Project Jigsaw: Phase Two

Mandy Chung mandy.chung at
Wed Jul 9 16:09:06 UTC 2014

On 7/9/2014 6:39 AM, Daniel Latrémolière wrote:
> Very interesting.
>> [Security & maintainability] /Create proper public APIs for 
>> commonly-used JDK-internal APIs/ --- Survey existing bodies of source 
>> code to learn which JDK-internal APIs are commonly used and, where 
>> feasible, create JDK-specific or possibly standard APIs to replace them.
> Will a survey be sufficient? isn't it useful to produce a basic 
> reference card for easier upgrading (like a wiki page mapping internal 
> API to newly added public API)?

I'm glad that you brought this up.   Such reference card exists:

We're updating this wiki as we identify new noteworthy ones.

> ---
> More precisely, can a new wiki page contains the steps for reporting 
> request for enhancement of public API (where?
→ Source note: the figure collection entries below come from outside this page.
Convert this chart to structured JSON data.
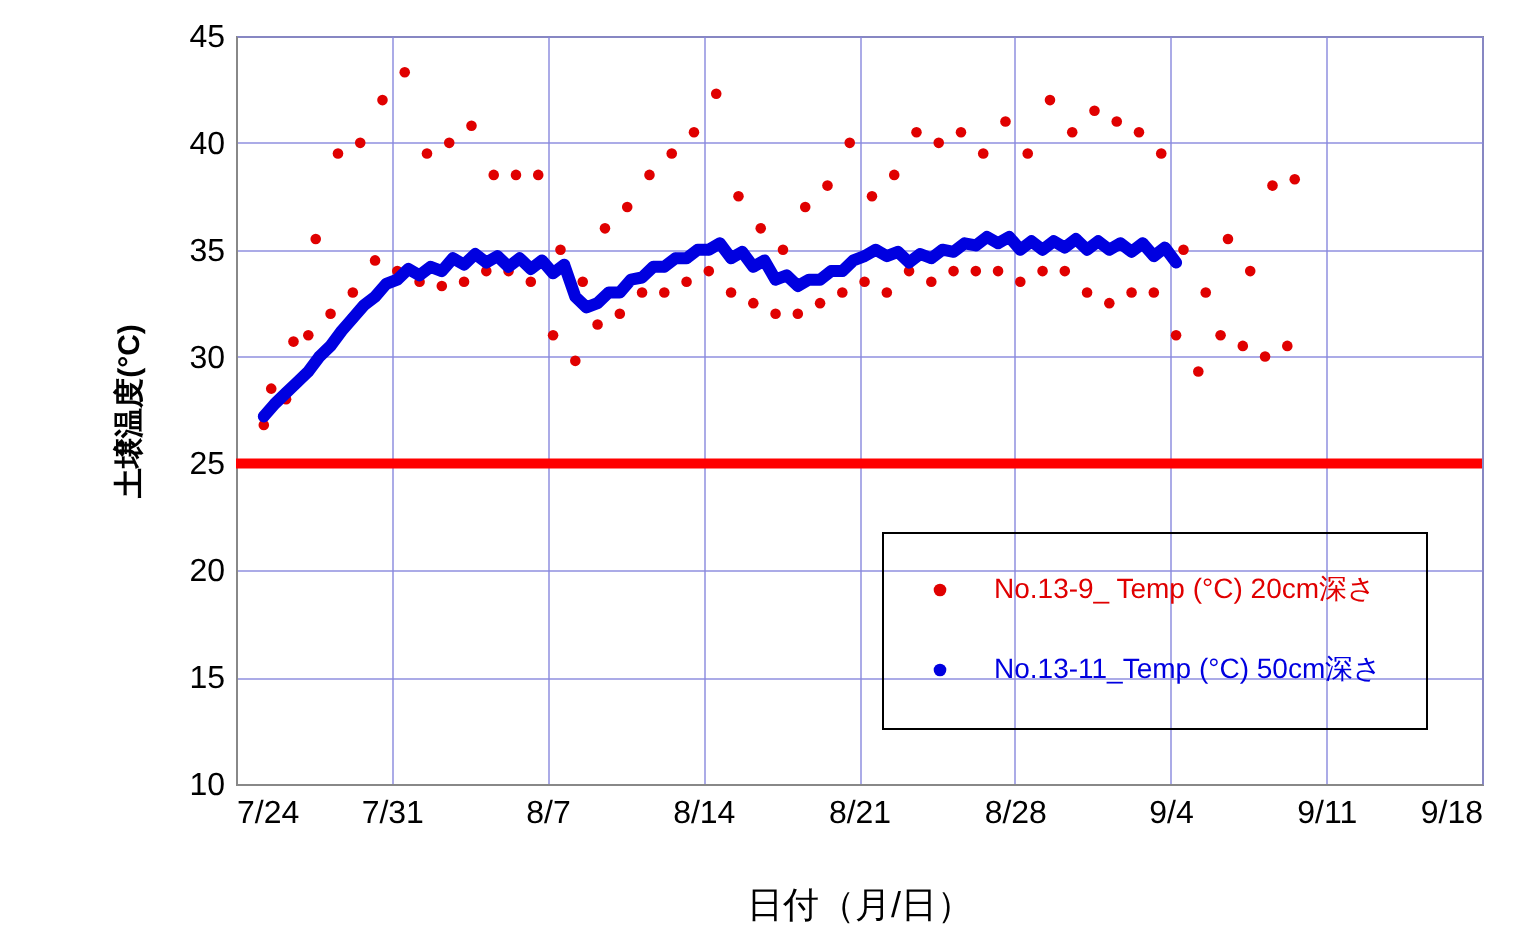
{
  "chart_data": {
    "type": "scatter",
    "xlabel": "日付（月/日）",
    "ylabel": "土壌温度(°C)",
    "xlim": [
      "--07-24",
      "--09-18"
    ],
    "xticks": [
      {
        "value": "--07-24",
        "label": "7/24"
      },
      {
        "value": "--07-31",
        "label": "7/31"
      },
      {
        "value": "--08-07",
        "label": "8/7"
      },
      {
        "value": "--08-14",
        "label": "8/14"
      },
      {
        "value": "--08-21",
        "label": "8/21"
      },
      {
        "value": "--08-28",
        "label": "8/28"
      },
      {
        "value": "--09-04",
        "label": "9/4"
      },
      {
        "value": "--09-11",
        "label": "9/11"
      },
      {
        "value": "--09-18",
        "label": "9/18"
      }
    ],
    "ylim": [
      10,
      45
    ],
    "yticks": [
      10,
      15,
      20,
      25,
      30,
      35,
      40,
      45
    ],
    "grid": true,
    "legend": "bottom right",
    "marker": "circle",
    "ref_lines": [
      {
        "axis": "y",
        "value": 25,
        "color": "#ff0000"
      }
    ],
    "series": [
      {
        "name": "No.13-9_ Temp (°C) 20cm深さ",
        "color": "#e00000",
        "x": [
          "--07-25T06:00",
          "--07-25T14:00",
          "--07-26T06:00",
          "--07-26T14:00",
          "--07-27T06:00",
          "--07-27T14:00",
          "--07-28T06:00",
          "--07-28T14:00",
          "--07-29T06:00",
          "--07-29T14:00",
          "--07-30T06:00",
          "--07-30T14:00",
          "--07-31T06:00",
          "--07-31T14:00",
          "--08-01T06:00",
          "--08-01T14:00",
          "--08-02T06:00",
          "--08-02T14:00",
          "--08-03T06:00",
          "--08-03T14:00",
          "--08-04T06:00",
          "--08-04T14:00",
          "--08-05T06:00",
          "--08-05T14:00",
          "--08-06T06:00",
          "--08-06T14:00",
          "--08-07T06:00",
          "--08-07T14:00",
          "--08-08T06:00",
          "--08-08T14:00",
          "--08-09T06:00",
          "--08-09T14:00",
          "--08-10T06:00",
          "--08-10T14:00",
          "--08-11T06:00",
          "--08-11T14:00",
          "--08-12T06:00",
          "--08-12T14:00",
          "--08-13T06:00",
          "--08-13T14:00",
          "--08-14T06:00",
          "--08-14T14:00",
          "--08-15T06:00",
          "--08-15T14:00",
          "--08-16T06:00",
          "--08-16T14:00",
          "--08-17T06:00",
          "--08-17T14:00",
          "--08-18T06:00",
          "--08-18T14:00",
          "--08-19T06:00",
          "--08-19T14:00",
          "--08-20T06:00",
          "--08-20T14:00",
          "--08-21T06:00",
          "--08-21T14:00",
          "--08-22T06:00",
          "--08-22T14:00",
          "--08-23T06:00",
          "--08-23T14:00",
          "--08-24T06:00",
          "--08-24T14:00",
          "--08-25T06:00",
          "--08-25T14:00",
          "--08-26T06:00",
          "--08-26T14:00",
          "--08-27T06:00",
          "--08-27T14:00",
          "--08-28T06:00",
          "--08-28T14:00",
          "--08-29T06:00",
          "--08-29T14:00",
          "--08-30T06:00",
          "--08-30T14:00",
          "--08-31T06:00",
          "--08-31T14:00",
          "--09-01T06:00",
          "--09-01T14:00",
          "--09-02T06:00",
          "--09-02T14:00",
          "--09-03T06:00",
          "--09-03T14:00",
          "--09-04T06:00",
          "--09-04T14:00",
          "--09-05T06:00",
          "--09-05T14:00",
          "--09-06T06:00",
          "--09-06T14:00",
          "--09-07T06:00",
          "--09-07T14:00",
          "--09-08T06:00",
          "--09-08T14:00",
          "--09-09T06:00",
          "--09-09T14:00"
        ],
        "values": [
          26.8,
          28.5,
          28,
          30.7,
          31,
          35.5,
          32,
          39.5,
          33,
          40,
          34.5,
          42,
          34,
          43.3,
          33.5,
          39.5,
          33.3,
          40,
          33.5,
          40.8,
          34,
          38.5,
          34,
          38.5,
          33.5,
          38.5,
          31,
          35,
          29.8,
          33.5,
          31.5,
          36,
          32,
          37,
          33,
          38.5,
          33,
          39.5,
          33.5,
          40.5,
          34,
          42.3,
          33,
          37.5,
          32.5,
          36,
          32,
          35,
          32,
          37,
          32.5,
          38,
          33,
          40,
          33.5,
          37.5,
          33,
          38.5,
          34,
          40.5,
          33.5,
          40,
          34,
          40.5,
          34,
          39.5,
          34,
          41,
          33.5,
          39.5,
          34,
          42,
          34,
          40.5,
          33,
          41.5,
          32.5,
          41,
          33,
          40.5,
          33,
          39.5,
          31,
          35,
          29.3,
          33,
          31,
          35.5,
          30.5,
          34,
          30,
          38,
          30.5,
          38.3
        ]
      },
      {
        "name": "No.13-11_Temp (°C) 50cm深さ",
        "type": "line",
        "color": "#0000e0",
        "x": [
          "--07-25T06:00",
          "--07-25T18:00",
          "--07-26T06:00",
          "--07-26T18:00",
          "--07-27T06:00",
          "--07-27T18:00",
          "--07-28T06:00",
          "--07-28T18:00",
          "--07-29T06:00",
          "--07-29T18:00",
          "--07-30T06:00",
          "--07-30T18:00",
          "--07-31T06:00",
          "--07-31T18:00",
          "--08-01T06:00",
          "--08-01T18:00",
          "--08-02T06:00",
          "--08-02T18:00",
          "--08-03T06:00",
          "--08-03T18:00",
          "--08-04T06:00",
          "--08-04T18:00",
          "--08-05T06:00",
          "--08-05T18:00",
          "--08-06T06:00",
          "--08-06T18:00",
          "--08-07T06:00",
          "--08-07T18:00",
          "--08-08T06:00",
          "--08-08T18:00",
          "--08-09T06:00",
          "--08-09T18:00",
          "--08-10T06:00",
          "--08-10T18:00",
          "--08-11T06:00",
          "--08-11T18:00",
          "--08-12T06:00",
          "--08-12T18:00",
          "--08-13T06:00",
          "--08-13T18:00",
          "--08-14T06:00",
          "--08-14T18:00",
          "--08-15T06:00",
          "--08-15T18:00",
          "--08-16T06:00",
          "--08-16T18:00",
          "--08-17T06:00",
          "--08-17T18:00",
          "--08-18T06:00",
          "--08-18T18:00",
          "--08-19T06:00",
          "--08-19T18:00",
          "--08-20T06:00",
          "--08-20T18:00",
          "--08-21T06:00",
          "--08-21T18:00",
          "--08-22T06:00",
          "--08-22T18:00",
          "--08-23T06:00",
          "--08-23T18:00",
          "--08-24T06:00",
          "--08-24T18:00",
          "--08-25T06:00",
          "--08-25T18:00",
          "--08-26T06:00",
          "--08-26T18:00",
          "--08-27T06:00",
          "--08-27T18:00",
          "--08-28T06:00",
          "--08-28T18:00",
          "--08-29T06:00",
          "--08-29T18:00",
          "--08-30T06:00",
          "--08-30T18:00",
          "--08-31T06:00",
          "--08-31T18:00",
          "--09-01T06:00",
          "--09-01T18:00",
          "--09-02T06:00",
          "--09-02T18:00",
          "--09-03T06:00",
          "--09-03T18:00",
          "--09-04T06:00"
        ],
        "values": [
          27.2,
          27.8,
          28.3,
          28.8,
          29.3,
          30,
          30.5,
          31.2,
          31.8,
          32.4,
          32.8,
          33.4,
          33.6,
          34.1,
          33.8,
          34.2,
          34,
          34.6,
          34.3,
          34.8,
          34.4,
          34.7,
          34.2,
          34.6,
          34.1,
          34.5,
          33.9,
          34.3,
          32.8,
          32.3,
          32.5,
          33,
          33,
          33.6,
          33.7,
          34.2,
          34.2,
          34.6,
          34.6,
          35,
          35,
          35.3,
          34.6,
          34.9,
          34.2,
          34.5,
          33.6,
          33.8,
          33.3,
          33.6,
          33.6,
          34,
          34,
          34.5,
          34.7,
          35,
          34.7,
          34.9,
          34.4,
          34.8,
          34.6,
          35,
          34.9,
          35.3,
          35.2,
          35.6,
          35.3,
          35.6,
          35,
          35.4,
          35,
          35.4,
          35.1,
          35.5,
          35,
          35.4,
          35,
          35.3,
          34.9,
          35.3,
          34.7,
          35.1,
          34.4
        ]
      }
    ]
  }
}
Java bugs specially 
> tagged? post on a forum?)

It's a good idea and I will include the simple instruction/link in the 
above wiki.

You can submit a RFE via the usual request channel:

Providing details and explanation of the use cases is important to help 
us evaluate the requests.

> and collect in a simple table the corresponding changes to allow 
> developers to easily find equivalent feature to internal API when 
> upgrading applications?
> A simple example:
>     One solution (without copying data or using an external library) 
> for indenting a StAX XMLStreamWriter is the use of 
> com.sun.xml.txw2.output.IndentingXMLStreamWriter [1,2].
>     Having on a wiki page, a table with one row like following (if 
> Java 9 API add a new constant INDENT), would probably be a simple 
> reference card but very useful for developers upgrading applications:
>     com.sun.xml.txw2.output.IndentingXMLStreamWriter | 
>, true)

Is there a RFE for it?  If not, can you submit one?

> ----
> NB: I hope that ahead-of-time compilation to native code (Graal?) will 
> have API to allow developers to provide some guidance on best 
> optimizations for their programs (when choice is not automatic between 
> memory, performance, code expansion, startup time), even if this will 
> probably be with a non-public API
> (An useful non-public API will become, after some times in the wild to 
> evolve and gain maturity, a future good public API.)

That's a good point.  One usual way to provide experimental APIs is to 
make them available through OpenJDK projects and include them as 
exported APIs when it reaches the state to target to a specific JDK release.